We have 10,000 customers.
How do I ensure that the 100 customers processed by Workflow 1 is not the same set of customers process in the previous 10 minutes?
I checked with their AI in Shopify Help, and it says that it might get the same 100 customers repeatedly.
100 customers per 10 minutes is 600 customer per hour – it will take 17 hours to process each day.
That’s a lot.
I’d try to restructure your processing, probably try using Customers-> Segments (as they have their own powerful filtering) and “Customer joined segment” trigger in Flow.
If not, then I’d create 2 flows (sets of flows).
Flow 1, runs scheduled every 10 minutes
checks if date is odd,
then gets 100 customers “not tag: processed-odd”,
removes tag “processed-even”,
runs code, sends e-mail if needed,
adds tag “processed-odd”
On even dates – does nothing.
Flow 2 is the same, but symmetrical:
checks for even date,
gets customers “not tag: processed-even”,
removes tag “processed-odd”,
runs code, sends e-mail if needed,
adds tag “processed-even”.
On odd dates – does nothing.
This way each customer is processed once per day and is prepared to get processed tomorrow.
Another option, if you don’t mind using third-party apps, is to use the “Start custom workflow for list of customers” action from the Flow Companion app on a schedule. This action selects all customers with no limit on their number and starts a workflow that begins with the “Customer: custom trigger triggered” trigger. Each customer will be selected exactly once regardless of the actions of the second workflow. In the “Query” field you can apply a filter to the selection, for example by filtering customers who have not yet been processed by the second workflow in previous runs.
We don’t mind the 17 hours per day. In fact, I am ok with it taking days to process just so Workflow 2 in my post does not send the email at odd hours of the morning like 3 AM.
I would follow your suggestion, but our process is trickier.
I tried segments, but it won’t work with our setup.
For our setup, we have milestones based on birthdays. There are 8 milestones; some are before the birthday, and some are after the birthday. Segments, unfortunately, cannot compute days after a birthday (basically, dates in the future).
For the setup mentioned in my post, each milestone will have 2 flows. This means that in 1 day, there are 8 tagger flows that run.
Does this mean that you are suggesting we use 2 tagger flows per milestone?
I can't suggest anything more precise because I do not know your entire situation.
Would still rather vote for segments though.

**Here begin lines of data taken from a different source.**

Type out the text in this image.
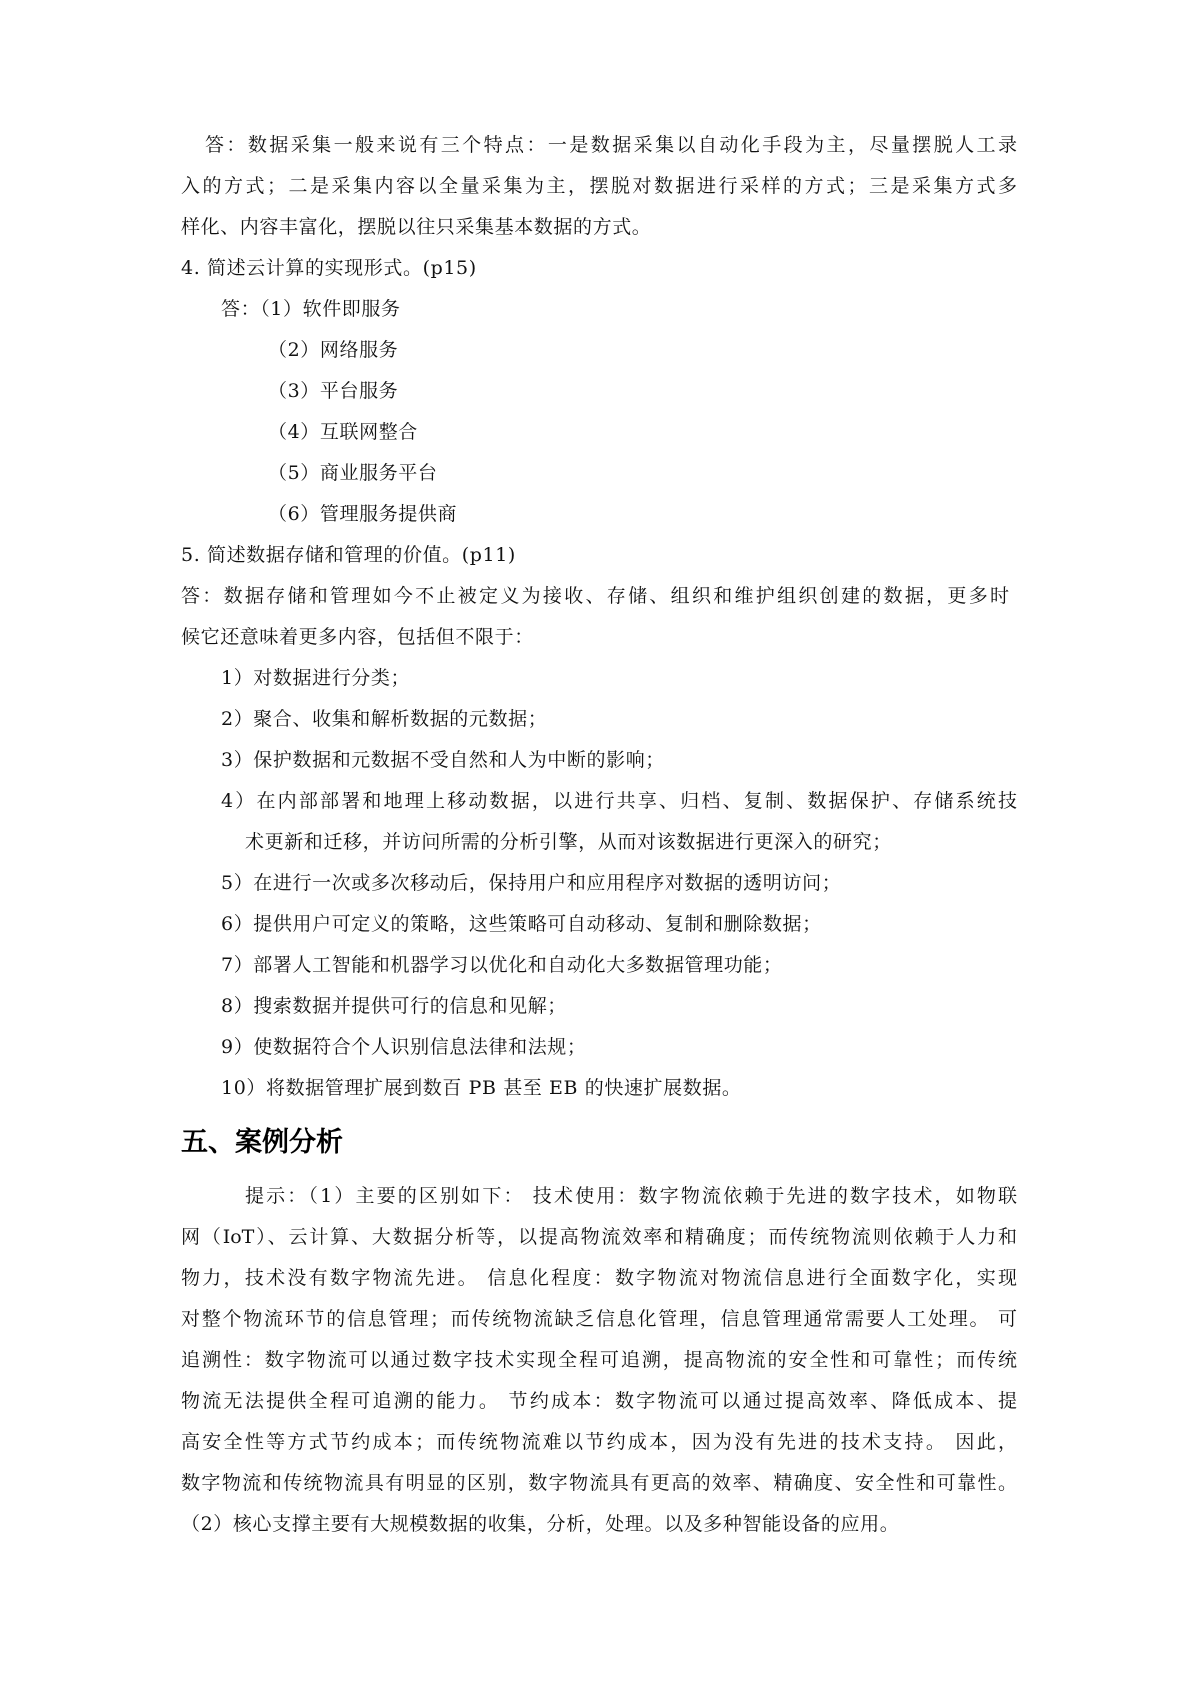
答：数据采集一般来说有三个特点：一是数据采集以自动化手段为主，尽量摆脱人工录
入的方式；二是采集内容以全量采集为主，摆脱对数据进行采样的方式；三是采集方式多
样化、内容丰富化，摆脱以往只采集基本数据的方式。
4. 简述云计算的实现形式。(p15)
答：（1）软件即服务
（2）网络服务
（3）平台服务
（4）互联网整合
（5）商业服务平台
（6）管理服务提供商
5. 简述数据存储和管理的价值。(p11)
答：数据存储和管理如今不止被定义为接收、存储、组织和维护组织创建的数据，更多时
候它还意味着更多内容，包括但不限于：
1）对数据进行分类；
2）聚合、收集和解析数据的元数据；
3）保护数据和元数据不受自然和人为中断的影响；
4）在内部部署和地理上移动数据，以进行共享、归档、复制、数据保护、存储系统技
术更新和迁移，并访问所需的分析引擎，从而对该数据进行更深入的研究；
5）在进行一次或多次移动后，保持用户和应用程序对数据的透明访问；
6）提供用户可定义的策略，这些策略可自动移动、复制和删除数据；
7）部署人工智能和机器学习以优化和自动化大多数据管理功能；
8）搜索数据并提供可行的信息和见解；
9）使数据符合个人识别信息法律和法规；
10）将数据管理扩展到数百 PB 甚至 EB 的快速扩展数据。
五、案例分析
提示：（1）主要的区别如下： 技术使用：数字物流依赖于先进的数字技术，如物联
网（IoT）、云计算、大数据分析等，以提高物流效率和精确度；而传统物流则依赖于人力和
物力，技术没有数字物流先进。 信息化程度：数字物流对物流信息进行全面数字化，实现
对整个物流环节的信息管理；而传统物流缺乏信息化管理，信息管理通常需要人工处理。 可
追溯性：数字物流可以通过数字技术实现全程可追溯，提高物流的安全性和可靠性；而传统
物流无法提供全程可追溯的能力。 节约成本：数字物流可以通过提高效率、降低成本、提
高安全性等方式节约成本；而传统物流难以节约成本，因为没有先进的技术支持。 因此，
数字物流和传统物流具有明显的区别，数字物流具有更高的效率、精确度、安全性和可靠性。
（2）核心支撑主要有大规模数据的收集，分析，处理。以及多种智能设备的应用。
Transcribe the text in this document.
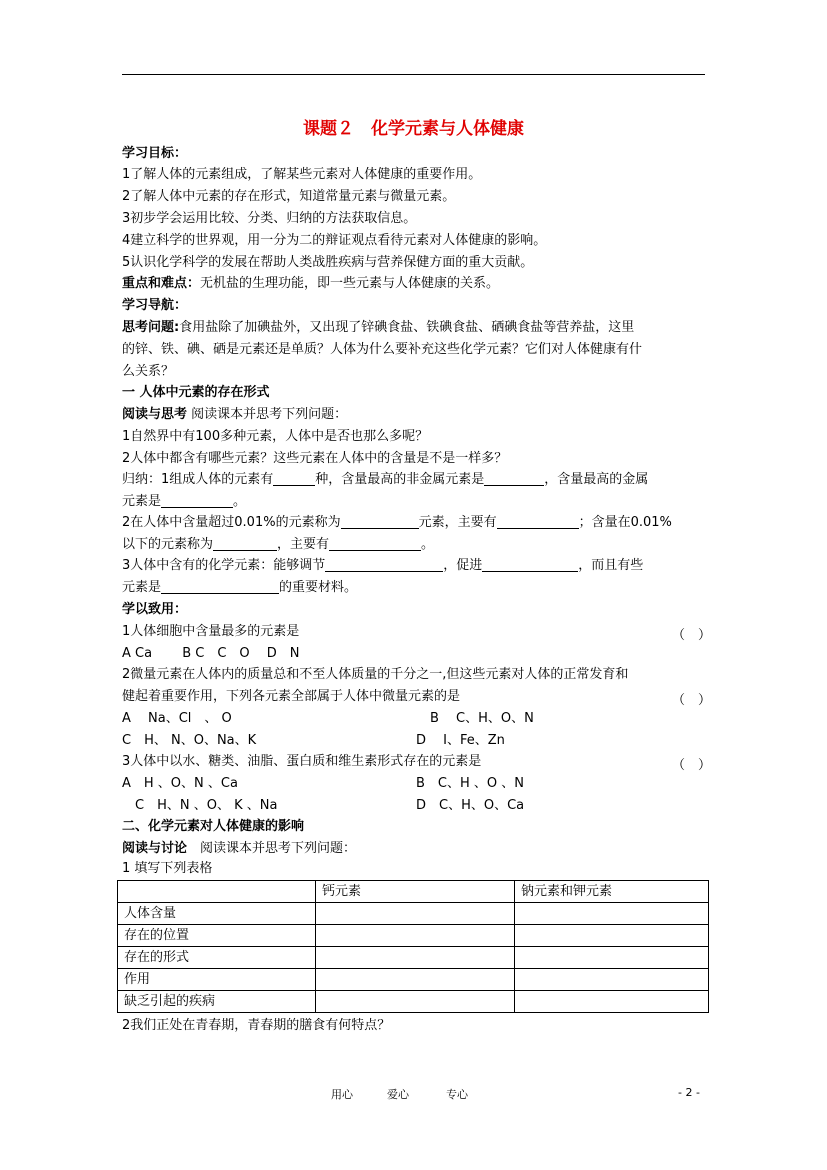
课题２　化学元素与人体健康
学习目标：
1了解人体的元素组成，了解某些元素对人体健康的重要作用。
2了解人体中元素的存在形式，知道常量元素与微量元素。
3初步学会运用比较、分类、归纳的方法获取信息。
4建立科学的世界观，用一分为二的辩证观点看待元素对人体健康的影响。
5认识化学科学的发展在帮助人类战胜疾病与营养保健方面的重大贡献。
重点和难点：无机盐的生理功能，即一些元素与人体健康的关系。
学习导航：
思考问题:食用盐除了加碘盐外，又出现了锌碘食盐、铁碘食盐、硒碘食盐等营养盐，这里
的锌、铁、碘、硒是元素还是单质？人体为什么要补充这些化学元素？它们对人体健康有什
么关系？
一 人体中元素的存在形式
阅读与思考 阅读课本并思考下列问题：
1自然界中有100多种元素，人体中是否也那么多呢？
2人体中都含有哪些元素？这些元素在人体中的含量是不是一样多？
归纳：1组成人体的元素有	种，含量最高的非金属元素是	，含量最高的金属
元素是	。
2在人体中含量超过0.01%的元素称为	元素，主要有	；含量在0.01%
以下的元素称为	，主要有	。
3人体中含有的化学元素：能够调节	，促进	，而且有些
元素是	的重要材料。
学以致用：
1人体细胞中含量最多的元素是	（　）
A Ca　　 B C　C　O　 D　N
2微量元素在人体内的质量总和不至人体质量的千分之一,但这些元素对人体的正常发育和
健起着重要作用，下列各元素全部属于人体中微量元素的是	（　）
A　 Na、Cl　、 O	B　 C、H、O、N
C　H、 N、O、Na、K	D　 I、Fe、Zn
3人体中以水、糖类、油脂、蛋白质和维生素形式存在的元素是	（　）
A　H 、O、N 、Ca	B　C、H 、O 、N
　C　H、N 、O、 K 、Na	D　C、H、O、Ca
二、化学元素对人体健康的影响
阅读与讨论　阅读课本并思考下列问题：
1 填写下列表格
	钙元素	钠元素和钾元素
人体含量		
存在的位置		
存在的形式		
作用		
缺乏引起的疾病		
2我们正处在青春期，青春期的膳食有何特点？
用心	爱心	专心	- 2 -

The Flow companion gives you additional trigger -- you can create your flow using this trigger as usual and use all usual actions, "Run code" included.
By the way, Flow Companion also provides the “Get current datetime” action that provides the current date and time to the workflow in the UTC time zone. Maybe this will be useful to you since you compare dates in the “Run code” action.
Tim, one more question as I build this, since the segments are based on birthdays, and customers enter the segment based on the date changes, does this mean that my emails will most likely send around midnight?